Il Messaggero, 4 dicembre 2015
Altre quattro ragazze denunciano il trentenne romano sieropositivo
Chi si è presentata in procura da sola. Chi accompagnata dalla mamma o dal fidanzato. Tutte in lacrime e legate dallo stesso terrore, una di loro sa già di essere sieropositiva, le altre aspettano il risultato del test o sono venute solo per capire meglio e decidere se farlo. Quattro giovani donne ieri, alla spicciolata, si sono recate a piazzale Clodio, a Roma, per raccontare le intimità vissute con Valentino T., il trentenne sieropositivo che prometteva amore o giochi erotici, senza rivelare la sua sieropositivà, tanto da finire in carcere con l’accusa di lesioni gravissime. Un Valentino, che in barba al suo nome, ha seminato il virus dell’Hiv infettando le sue partner. Sei di loro, citate nell’ordinanza che l’ha portato in carcere la scorsa settimana, stanno facendo i conti con lo spettro dell’infezione.
I VERBALI
Una di loro ha già ricevuto i risultati. Per ora ha solo contattato gli investigatori, si è presa qualche giorno per rendere un verbale più compiuto in cui racconta i dettagli. «Ho fatto il test», ha raccontato, «E purtroppo sono risultata positiva. Chiedeva intimità non protette, perché così preferiva, ed io non sospettavo minimamente il suo segreto». La relazione con Valentino, tra l’altro, è recentissima: è avvenuta nel corso dell’estate, sempre con le solite modalità. Una chat, poi gli incontri, le promesse d’amore eterno. A tutte, ripeteva la stessa frase: «Sei l’unico amore della mia vita». In realtà Valentino aveva una relazione stabile con una ragazza che gli è rimasta accanto in tutti questi anni, con la quale aveva rapporti protetti (e infatti è negativa al test). L’unica che lo difende e non crede alle accuse messe nero su bianco dal nucleo di Pg della Polizia di stato a piazzale Clodio.

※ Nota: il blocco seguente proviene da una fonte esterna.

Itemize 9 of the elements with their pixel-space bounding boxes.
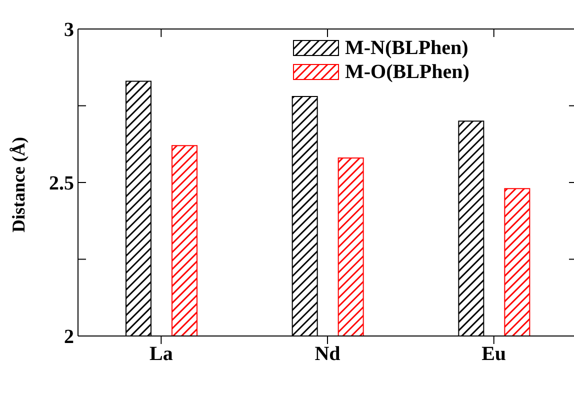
y-tick-label: 3 — [64, 19, 74, 42]
y-axis-title: Distance (Å) — [8, 137, 28, 232]
legend-label: M-O(BLPhen) — [345, 60, 470, 84]
y-tick-label: 2.5 — [49, 172, 74, 195]
x-tick-label: La — [149, 343, 173, 366]
y-tick-label: 2 — [64, 326, 74, 348]
x-tick-label: Nd — [314, 343, 340, 366]
legend-label: M-N(BLPhen) — [345, 36, 468, 60]
x-tick-label: Eu — [482, 343, 506, 366]
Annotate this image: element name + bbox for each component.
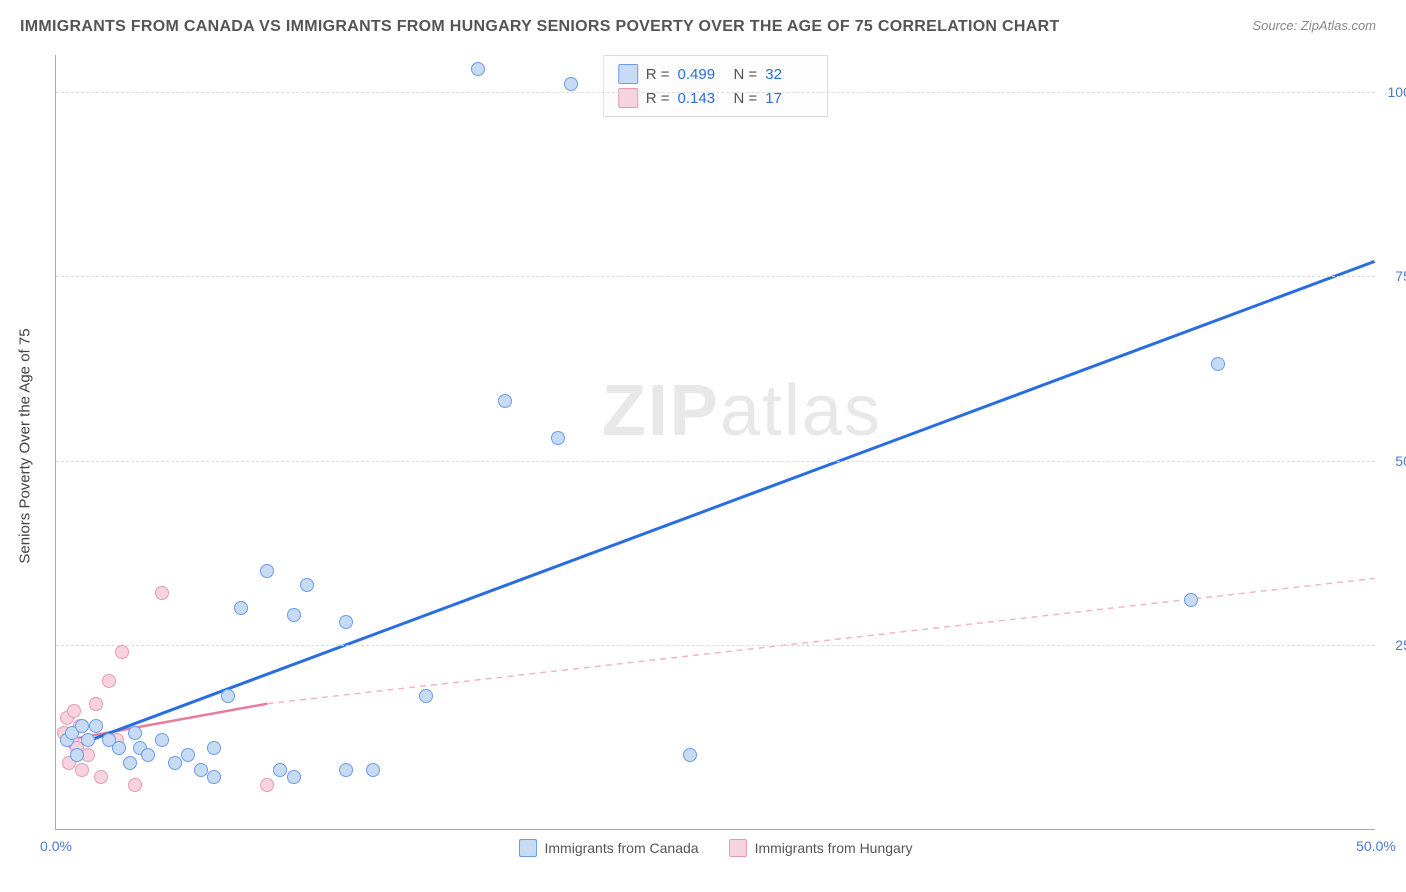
scatter-point: [1211, 357, 1225, 371]
scatter-point: [339, 763, 353, 777]
scatter-point: [221, 689, 235, 703]
y-axis-label: Seniors Poverty Over the Age of 75: [17, 328, 34, 563]
gridline: [56, 461, 1375, 462]
legend-n-label: N =: [734, 66, 758, 83]
legend-row-hungary: R = 0.143 N = 17: [618, 86, 814, 110]
gridline: [56, 645, 1375, 646]
scatter-point: [89, 697, 103, 711]
scatter-point: [1184, 593, 1198, 607]
legend-n-value-canada: 32: [765, 66, 813, 83]
trend-line: [70, 261, 1375, 748]
scatter-point: [75, 763, 89, 777]
scatter-point: [207, 741, 221, 755]
series-label-hungary: Immigrants from Hungary: [755, 840, 913, 856]
ytick-label: 100.0%: [1380, 84, 1406, 100]
scatter-point: [128, 778, 142, 792]
ytick-label: 50.0%: [1380, 453, 1406, 469]
xtick-label: 50.0%: [1356, 838, 1396, 854]
correlation-legend: R = 0.499 N = 32 R = 0.143 N = 17: [603, 55, 829, 117]
scatter-point: [81, 733, 95, 747]
scatter-point: [168, 756, 182, 770]
scatter-point: [366, 763, 380, 777]
legend-r-value-canada: 0.499: [678, 66, 726, 83]
scatter-point: [123, 756, 137, 770]
scatter-point: [112, 741, 126, 755]
scatter-point: [300, 578, 314, 592]
scatter-point: [141, 748, 155, 762]
xtick-label: 0.0%: [40, 838, 72, 854]
trend-line: [267, 578, 1374, 703]
ytick-label: 75.0%: [1380, 268, 1406, 284]
scatter-point: [564, 77, 578, 91]
scatter-point: [89, 719, 103, 733]
scatter-point: [207, 770, 221, 784]
scatter-point: [128, 726, 142, 740]
scatter-point: [471, 62, 485, 76]
gridline: [56, 276, 1375, 277]
gridline: [56, 92, 1375, 93]
scatter-point: [234, 601, 248, 615]
scatter-point: [683, 748, 697, 762]
series-swatch-hungary: [729, 839, 747, 857]
scatter-point: [115, 645, 129, 659]
legend-swatch-canada: [618, 64, 638, 84]
scatter-point: [287, 608, 301, 622]
scatter-point: [260, 778, 274, 792]
legend-row-canada: R = 0.499 N = 32: [618, 62, 814, 86]
scatter-point: [102, 674, 116, 688]
trend-lines-layer: [56, 55, 1375, 829]
series-label-canada: Immigrants from Canada: [545, 840, 699, 856]
series-legend-hungary: Immigrants from Hungary: [729, 839, 913, 857]
scatter-point: [287, 770, 301, 784]
scatter-point: [94, 770, 108, 784]
scatter-point: [181, 748, 195, 762]
scatter-point: [155, 586, 169, 600]
series-legend: Immigrants from Canada Immigrants from H…: [519, 839, 913, 857]
scatter-point: [260, 564, 274, 578]
scatter-point: [551, 431, 565, 445]
chart-plot-area: ZIPatlas R = 0.499 N = 32 R = 0.143 N = …: [55, 55, 1375, 830]
chart-title: IMMIGRANTS FROM CANADA VS IMMIGRANTS FRO…: [20, 18, 1060, 36]
scatter-point: [498, 394, 512, 408]
scatter-point: [70, 748, 84, 762]
scatter-point: [419, 689, 433, 703]
scatter-point: [339, 615, 353, 629]
scatter-point: [273, 763, 287, 777]
scatter-point: [194, 763, 208, 777]
source-attribution: Source: ZipAtlas.com: [1252, 18, 1376, 33]
legend-r-label: R =: [646, 66, 670, 83]
scatter-point: [67, 704, 81, 718]
scatter-point: [155, 733, 169, 747]
series-swatch-canada: [519, 839, 537, 857]
series-legend-canada: Immigrants from Canada: [519, 839, 699, 857]
ytick-label: 25.0%: [1380, 637, 1406, 653]
scatter-point: [75, 719, 89, 733]
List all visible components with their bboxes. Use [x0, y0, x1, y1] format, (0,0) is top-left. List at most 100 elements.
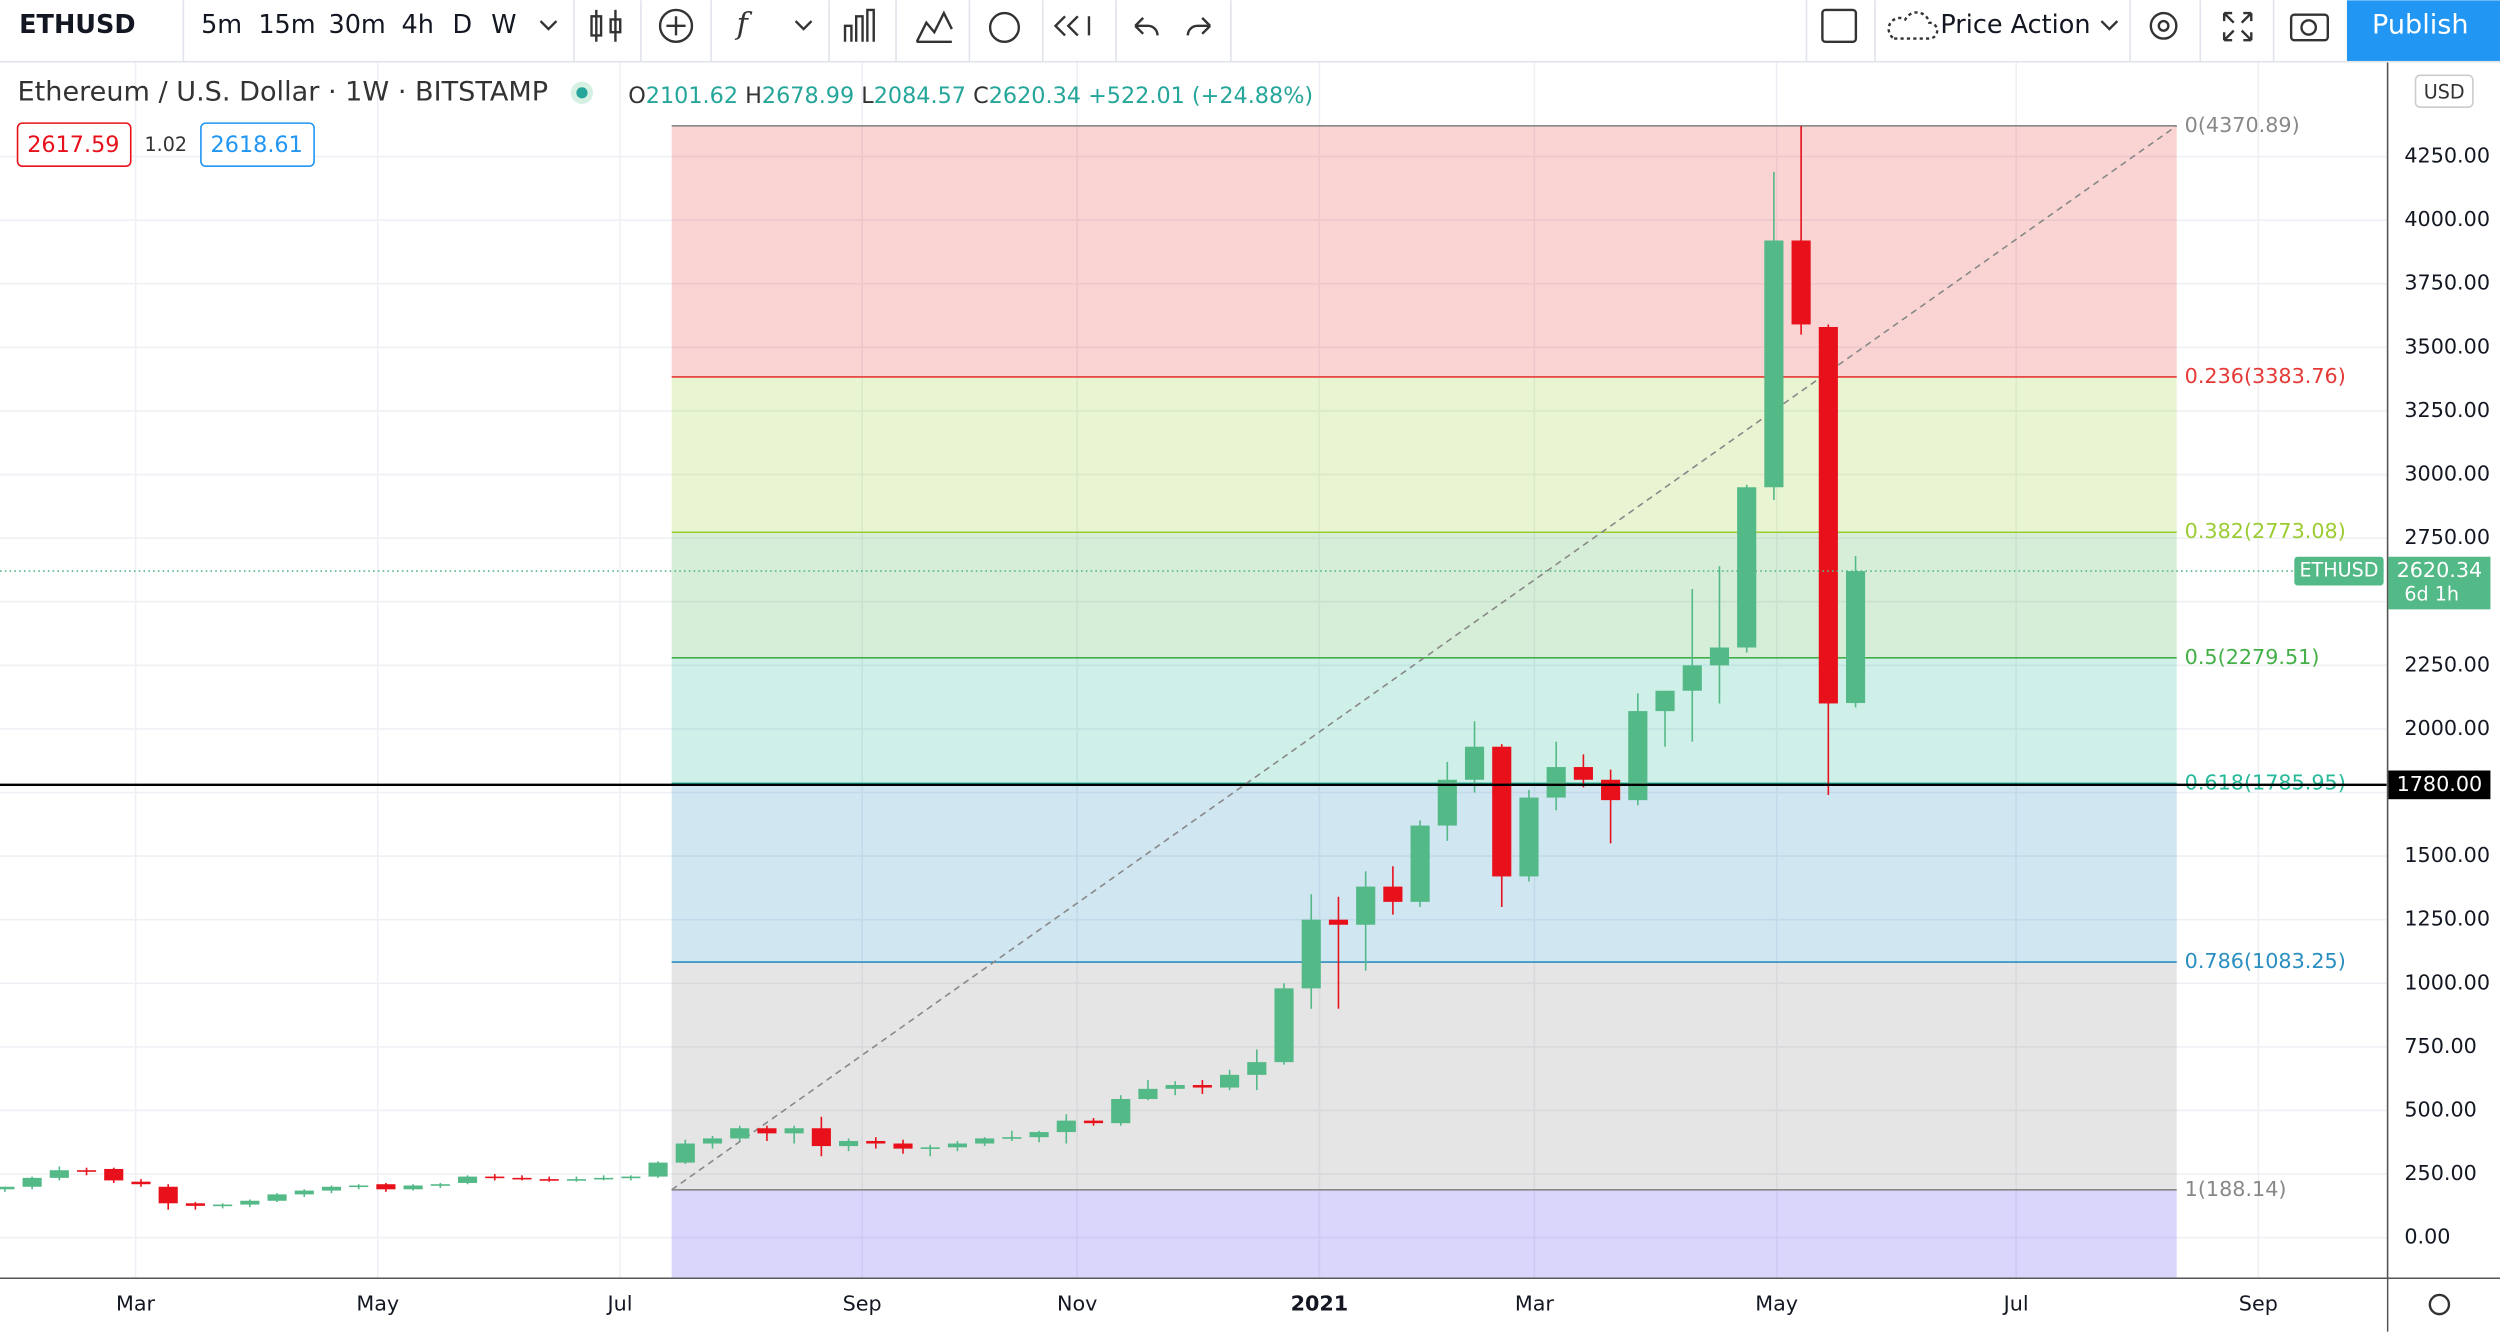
candle-body: [866, 1140, 886, 1144]
publish-label[interactable]: Publish: [2372, 9, 2469, 40]
candle-body: [240, 1200, 260, 1205]
candle-body: [893, 1143, 913, 1149]
candle-body: [430, 1184, 450, 1186]
symbol[interactable]: ETHUSD: [19, 10, 135, 40]
ohlc-letter: L: [861, 83, 874, 109]
x-tick-label: Jul: [605, 1292, 632, 1316]
candle-body: [621, 1176, 641, 1179]
candle-body: [213, 1204, 233, 1207]
publish-button[interactable]: [2346, 0, 2500, 61]
ohlc-letter: C: [973, 83, 989, 109]
candle-body: [1083, 1120, 1104, 1124]
ohlc-legend: O2101.62 H2678.99 L2084.57 C2620.34 +522…: [628, 83, 1313, 109]
candle-body: [1274, 988, 1294, 1063]
chevron[interactable]: [539, 20, 558, 31]
interval[interactable]: 15m: [258, 10, 315, 40]
alert-icon[interactable]: [988, 11, 1021, 43]
interval-group: 5m 15m 30m 4h D W: [201, 10, 516, 40]
candle-body: [757, 1128, 777, 1134]
candle-body: [1764, 240, 1784, 488]
fullscreen-icon[interactable]: [2222, 11, 2253, 42]
fib-band: [671, 125, 2177, 377]
chevron[interactable]: [794, 20, 813, 31]
interval[interactable]: 30m: [328, 10, 385, 40]
interval[interactable]: W: [491, 10, 516, 40]
candle-body: [1519, 797, 1539, 877]
candle-body: [1709, 647, 1730, 666]
y-tick-label: 3500.00: [2404, 334, 2490, 358]
currency-box[interactable]: [2414, 74, 2474, 108]
template-icon[interactable]: [915, 10, 953, 43]
x-tick-label: Nov: [1057, 1292, 1097, 1316]
interval[interactable]: 5m: [201, 10, 242, 40]
bid-box[interactable]: [16, 122, 132, 167]
candle-body: [1573, 767, 1593, 780]
candle-body: [811, 1128, 831, 1147]
fib-band: [671, 657, 2177, 784]
layout-name[interactable]: Price Action: [1940, 10, 2090, 40]
candle-body: [784, 1128, 804, 1134]
candle-body: [49, 1170, 69, 1178]
chevron[interactable]: [2100, 20, 2119, 31]
redo-icon[interactable]: [1186, 17, 1211, 36]
x-tick-label: May: [356, 1292, 399, 1316]
bid: 2617.59: [27, 132, 119, 158]
cloud-icon[interactable]: [1887, 11, 1939, 40]
candle-body: [1138, 1088, 1158, 1100]
candle-body: [539, 1179, 559, 1181]
axis-settings-icon[interactable]: [2428, 1293, 2451, 1316]
undo-icon[interactable]: [1134, 17, 1159, 36]
x-tick-label: 2021: [1291, 1292, 1349, 1316]
candle-body: [485, 1176, 505, 1179]
y-tick-label: 4250.00: [2404, 144, 2490, 168]
candle-body: [349, 1185, 369, 1188]
separators: [182, 0, 2275, 61]
candle-body: [1111, 1099, 1131, 1124]
candle-body: [76, 1170, 97, 1172]
candle-body: [1628, 711, 1648, 801]
x-tick-label: Jul: [2002, 1292, 2029, 1316]
candle-body: [1546, 767, 1566, 798]
candle-icon[interactable]: [590, 9, 622, 42]
price-axis: [2386, 62, 2500, 1278]
y-tick-label: 0.00: [2404, 1225, 2450, 1249]
replay-icon[interactable]: [1053, 15, 1091, 37]
candle-body: [185, 1203, 205, 1206]
candle-body: [730, 1128, 750, 1139]
countdown: 6d 1h: [2404, 583, 2459, 606]
add-icon[interactable]: [658, 8, 694, 43]
fib-label: 0.5(2279.51): [2185, 645, 2320, 669]
candle-body: [648, 1162, 668, 1177]
fib-label: 0.236(3383.76): [2185, 364, 2346, 388]
candle-body: [267, 1194, 287, 1201]
axis-labels: 0.00 250.00 500.00 750.00 1000.00 1250.00 1500…: [116, 144, 2491, 1316]
candle-body: [1056, 1120, 1076, 1133]
time-axis: [0, 1277, 2387, 1332]
candle-body: [1328, 919, 1349, 925]
ask-box[interactable]: [200, 122, 315, 167]
settings-hub: [2157, 19, 2170, 32]
ohlc-letter: H: [745, 83, 762, 109]
interval[interactable]: D: [453, 10, 473, 40]
compare-icon[interactable]: [843, 8, 875, 42]
candle-body: [947, 1143, 968, 1148]
fib-label: 0(4370.89): [2185, 113, 2300, 137]
candle-body: [512, 1177, 532, 1180]
x-tick-label: Sep: [843, 1292, 882, 1316]
y-tick-label: 2250.00: [2404, 652, 2490, 676]
y-tick-label: 4000.00: [2404, 207, 2490, 231]
ohlc-value: 2101.62: [646, 83, 738, 109]
y-tick-label: 3250.00: [2404, 398, 2490, 422]
candle-body: [22, 1177, 42, 1187]
add-plus: [666, 16, 686, 36]
spread: 1.02: [145, 133, 188, 156]
settings-icon[interactable]: [2149, 11, 2178, 40]
layout-icon[interactable]: [1821, 8, 1858, 43]
camera-icon[interactable]: [2289, 13, 2330, 42]
interval[interactable]: 4h: [402, 10, 434, 40]
candle-body: [1737, 487, 1757, 648]
y-tick-label: 250.00: [2404, 1161, 2477, 1185]
status-dot: [576, 87, 588, 99]
symbol-tag-label: ETHUSD: [2299, 559, 2378, 582]
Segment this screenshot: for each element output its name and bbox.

Le altre tre invece si sottoporranno al test nei prossimi giorni. Anche loro hanno spiegato le modalità dei rapporti con il giovane impiegato. «Era giovane e curato. Nessun vizio», ha raccontato un’altra giovane, «Tranne quello di una sessualità molto passionale che non pensavo potesse nascondere l’incubo dell’Hiv». «A me lo aveva escluso», ha specificato su domanda una delle giovani, «Ci eravamo conosciuti in chat e quindi non sapevo nulla di lui».
LE ACCUSE
L’incriminazione del presunto untore romano potrebbe aggravarsi, proprio mentre il suo legale, l’avvocato Giuseppe Minutoli, punta alla revoca della misura della custodia cautelare in carcere per quella domiciliare con un ricorso al tribunale del Riesame. In carcere infatti Valentino T. non si sente tranquillo. «Non ha mai avuto problemi con la giustizia», racconta chi lo conosce bene, «È un ragazzo perbene. Anche lui a vent’anni è stato contagiato ma visto che la malattia non si è mai sviluppata si sentiva tranquillo». Il pm Francesco Maria Scavo e la pg della polizia di stato interna alla procura intanto stanno scartabellando le agendine e le memorie dei telefonini di Valentino per risalire ad altre partner. ««La elevatissima probabilità che ad infettare le odierne persone offese sia stato Valentino T.», aveva scritto il gip Alessandro Arturi, «si fonda, tra l’altro, sull’identità genotipica riscontrata nei ceppi virali presenti nell’indagato e nelle vittime».